The blog queerphc, or "Queer at Patrick Henry College," says up front that it is not part of or endorsed by the college, but is written by Patrick Henry students unified by "our desire to help and encourage other Patrick Henry College students, current and former, in any way that we can." The blog covers things like the ongoing dialogue about conflicts between sexuality and religious dogma at Patrick Henry and disputes over the very language of the discussion about sexuality.

This was apparently intolerable to Chancellor Farris, who should have listened to Patrick Henry: “For my part, whatever anguish of spirit it may cost, I am willing to know the whole truth; to know the worst and to provide for it.” Chancellor Farris issued a foolish threat — not merely of academic consequences to the anonymous Patrick Henry bloggers, but of legal consequences. He wrote a threat on the blog's Facebook page:

This page is in violation of our copyright of the name Patrick Henry College. You are hereby notified that you must remove this page at once. On Monday we will began [sic] the legal steps to seek removal from Facebook and from the courts if necessary. In this process of this matter we can seek discovery from Facebook to learn your identity and seek damages from you as permitted by law. The best thing for all concerned is for you to simply remove this page.

Find another way to communicate your message without using the term ‘Patrick Henry College’ in any manner.

Had Patrick Henry College at last been brought to such a humiliating and debasing degradation, that we cannot be trusted to endure criticism on a blog? Apparently.
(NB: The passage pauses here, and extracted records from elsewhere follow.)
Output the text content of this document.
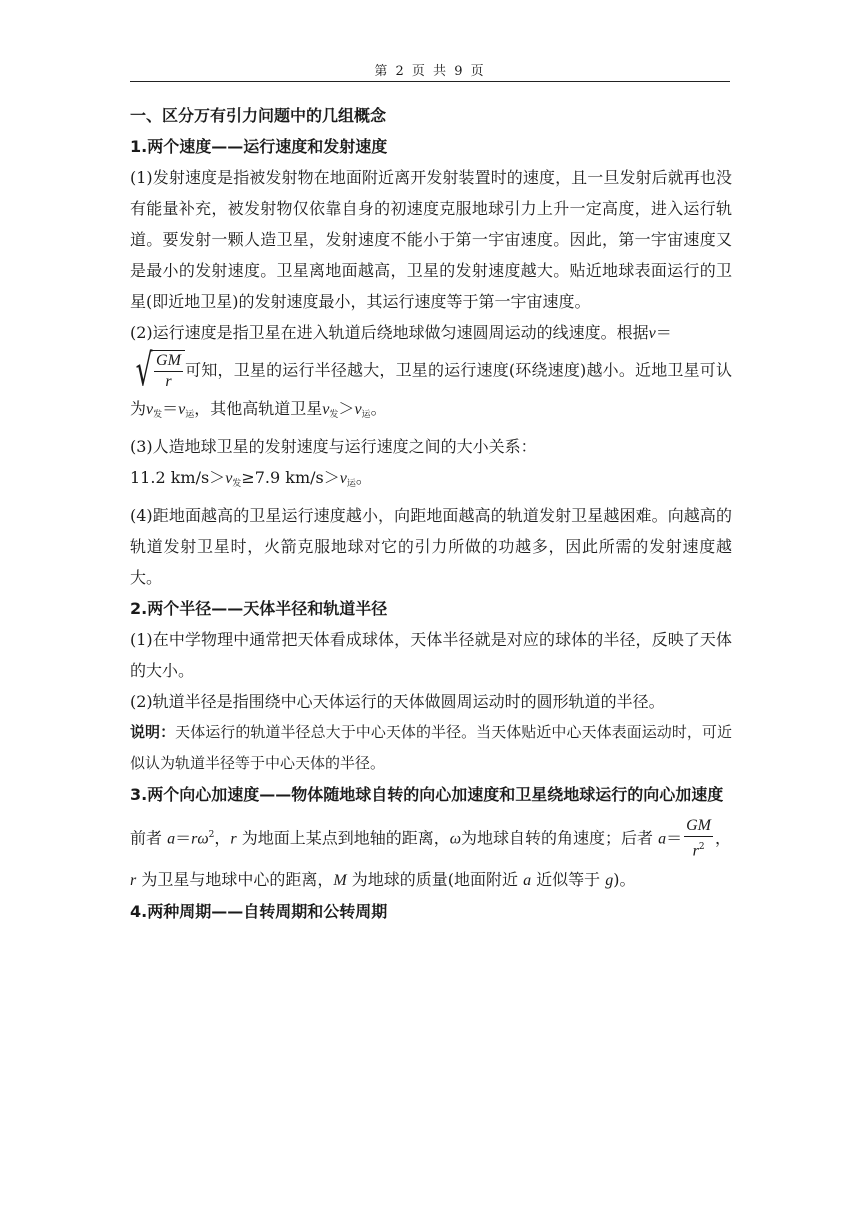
第 2 页 共 9 页

一、区分万有引力问题中的几组概念

1.两个速度——运行速度和发射速度

(1)发射速度是指被发射物在地面附近离开发射装置时的速度，且一旦发射后就再也没有能量补充，被发射物仅依靠自身的初速度克服地球引力上升一定高度，进入运行轨道。要发射一颗人造卫星，发射速度不能小于第一宇宙速度。因此，第一宇宙速度又是最小的发射速度。卫星离地面越高，卫星的发射速度越大。贴近地球表面运行的卫星(即近地卫星)的发射速度最小，其运行速度等于第一宇宙速度。

(2)运行速度是指卫星在进入轨道后绕地球做匀速圆周运动的线速度。根据v＝

√ $\frac{GM}{r}$ 可知，卫星的运行半径越大，卫星的运行速度(环绕速度)越小。近地卫星可认为$v_发=v_运$，其他高轨道卫星$v_发>v_运$。

(3)人造地球卫星的发射速度与运行速度之间的大小关系：

11.2 $km/s>v_发\ge 7.9$ $km/s>v_运$。

(4)距地面越高的卫星运行速度越小，向距地面越高的轨道发射卫星越困难。向越高的轨道发射卫星时，火箭克服地球对它的引力所做的功越多，因此所需的发射速度越大。

2.两个半径——天体半径和轨道半径

(1)在中学物理中通常把天体看成球体，天体半径就是对应的球体的半径，反映了天体的大小。

(2)轨道半径是指围绕中心天体运行的天体做圆周运动时的圆形轨道的半径。

说明：天体运行的轨道半径总大于中心天体的半径。当天体贴近中心天体表面运动时，可近似认为轨道半径等于中心天体的半径。

3.两个向心加速度——物体随地球自转的向心加速度和卫星绕地球运行的向心加速度

前者 $a=r\omega^2$，r 为地面上某点到地轴的距离，ω为地球自转的角速度；后者 $a= \frac{GM}{r^2}$ ，

r 为卫星与地球中心的距离，M 为地球的质量(地面附近 a 近似等于 g)。

4.两种周期——自转周期和公转周期
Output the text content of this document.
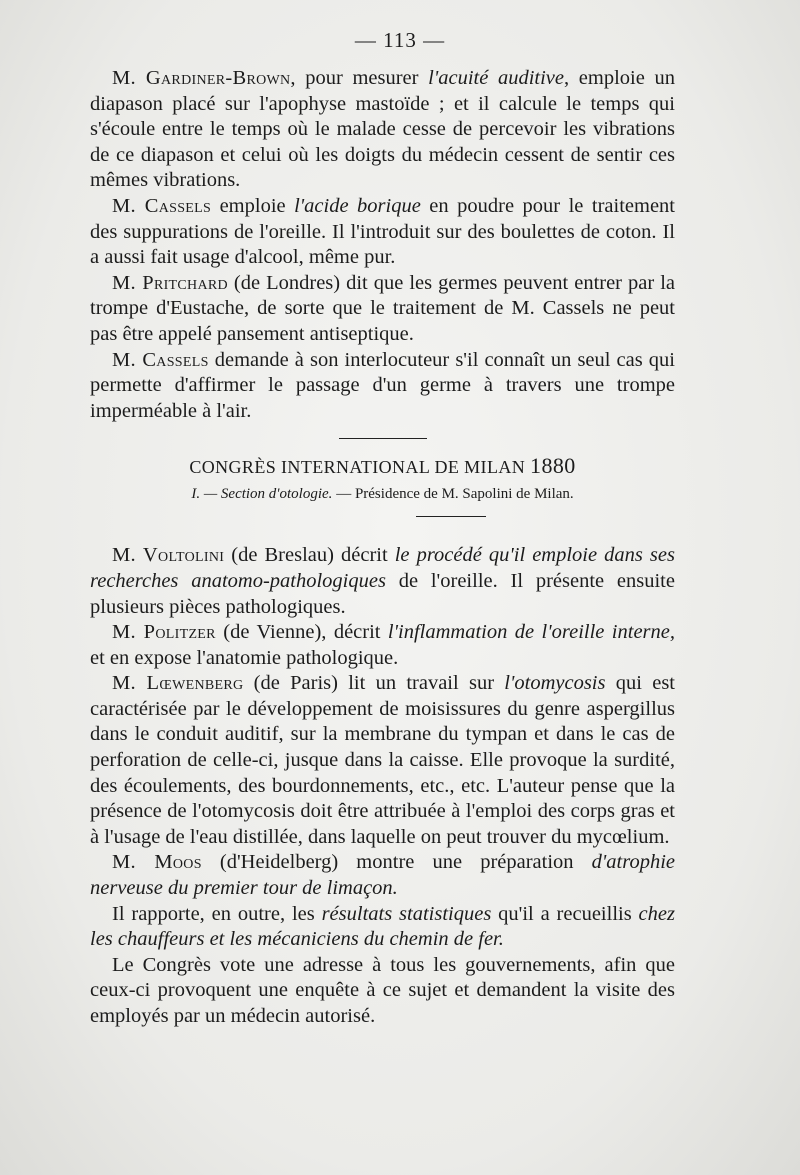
— 113 —

M. Gardiner-Brown, pour mesurer l'acuité auditive, emploie un diapason placé sur l'apophyse mastoïde ; et il calcule le temps qui s'écoule entre le temps où le malade cesse de percevoir les vibrations de ce diapason et celui où les doigts du médecin cessent de sentir ces mêmes vibrations.

M. Cassels emploie l'acide borique en poudre pour le traitement des suppurations de l'oreille. Il l'introduit sur des boulettes de coton. Il a aussi fait usage d'alcool, même pur.

M. Pritchard (de Londres) dit que les germes peuvent entrer par la trompe d'Eustache, de sorte que le traitement de M. Cassels ne peut pas être appelé pansement antiseptique.

M. Cassels demande à son interlocuteur s'il connaît un seul cas qui permette d'affirmer le passage d'un germe à travers une trompe imperméable à l'air.

CONGRÈS INTERNATIONAL DE MILAN 1880
I. — Section d'otologie. — Présidence de M. Sapolini de Milan.

M. Voltolini (de Breslau) décrit le procédé qu'il emploie dans ses recherches anatomo-pathologiques de l'oreille. Il présente ensuite plusieurs pièces pathologiques.

M. Politzer (de Vienne), décrit l'inflammation de l'oreille interne, et en expose l'anatomie pathologique.

M. Lœwenberg (de Paris) lit un travail sur l'otomycosis qui est caractérisée par le développement de moisissures du genre aspergillus dans le conduit auditif, sur la membrane du tympan et dans le cas de perforation de celle-ci, jusque dans la caisse. Elle provoque la surdité, des écoulements, des bourdonnements, etc., etc. L'auteur pense que la présence de l'otomycosis doit être attribuée à l'emploi des corps gras et à l'usage de l'eau distillée, dans laquelle on peut trouver du mycœlium.

M. Moos (d'Heidelberg) montre une préparation d'atrophie nerveuse du premier tour de limaçon.

Il rapporte, en outre, les résultats statistiques qu'il a recueillis chez les chauffeurs et les mécaniciens du chemin de fer.

Le Congrès vote une adresse à tous les gouvernements, afin que ceux-ci provoquent une enquête à ce sujet et demandent la visite des employés par un médecin autorisé.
Then people started to take notice. Paul Alan Levy of Public Citizen called Chancellor Farris to inquire whether he is represented by counsel in the matter. If you are a reckless would-be censor, such an inquiry is about as ominous as a call from your doctor asking "how quickly can you get in to discuss the extremely alarming things our team has discovered on your rectal X-ray?" Within minutes, Farris publicly retreated:

After further consultation, I withdraw my note from yesterday. While we believe in the inappropriate nature of the use of our trademarked name, we believe that litigation is not appropriate.

Patrick Henry said that "the battle, sir, is not to the strong alone; it is to the vigilant, the active, the brave.” Of course, the vigilant know which battles to pick in the first place, and don't make utterly reckless and legally specious threats. As Levy says, "Apart from displaying his ignorance about the difference between copyright and trademark, Farris showed his lack of familiarity with the rudiments of trademark law, which allows bloggers to use the name of the target of their criticism to identify the pages where the criticism appears."

Farris retreated ignominiously from the field, but it was too late to salvage his reputation as an attorney. Levy picked it up, as did New York Magazine. The lesson is a sharp one: foolish litigation threats may lead to public humiliation. They should. It is the solemn duty of everyone who cares about freedom of expression to contribute to that public lesson.

But it is not just censoriousness that has lost here. Some opponents of gay rights, and critics of increasing tolerance of gays, view homosexuality as a weakness. How appropriate, then, that their credibility and cultural sway continues to be undermined by their own human frailties — hubris, ignorance, and misguided wrath. They are losing. Good.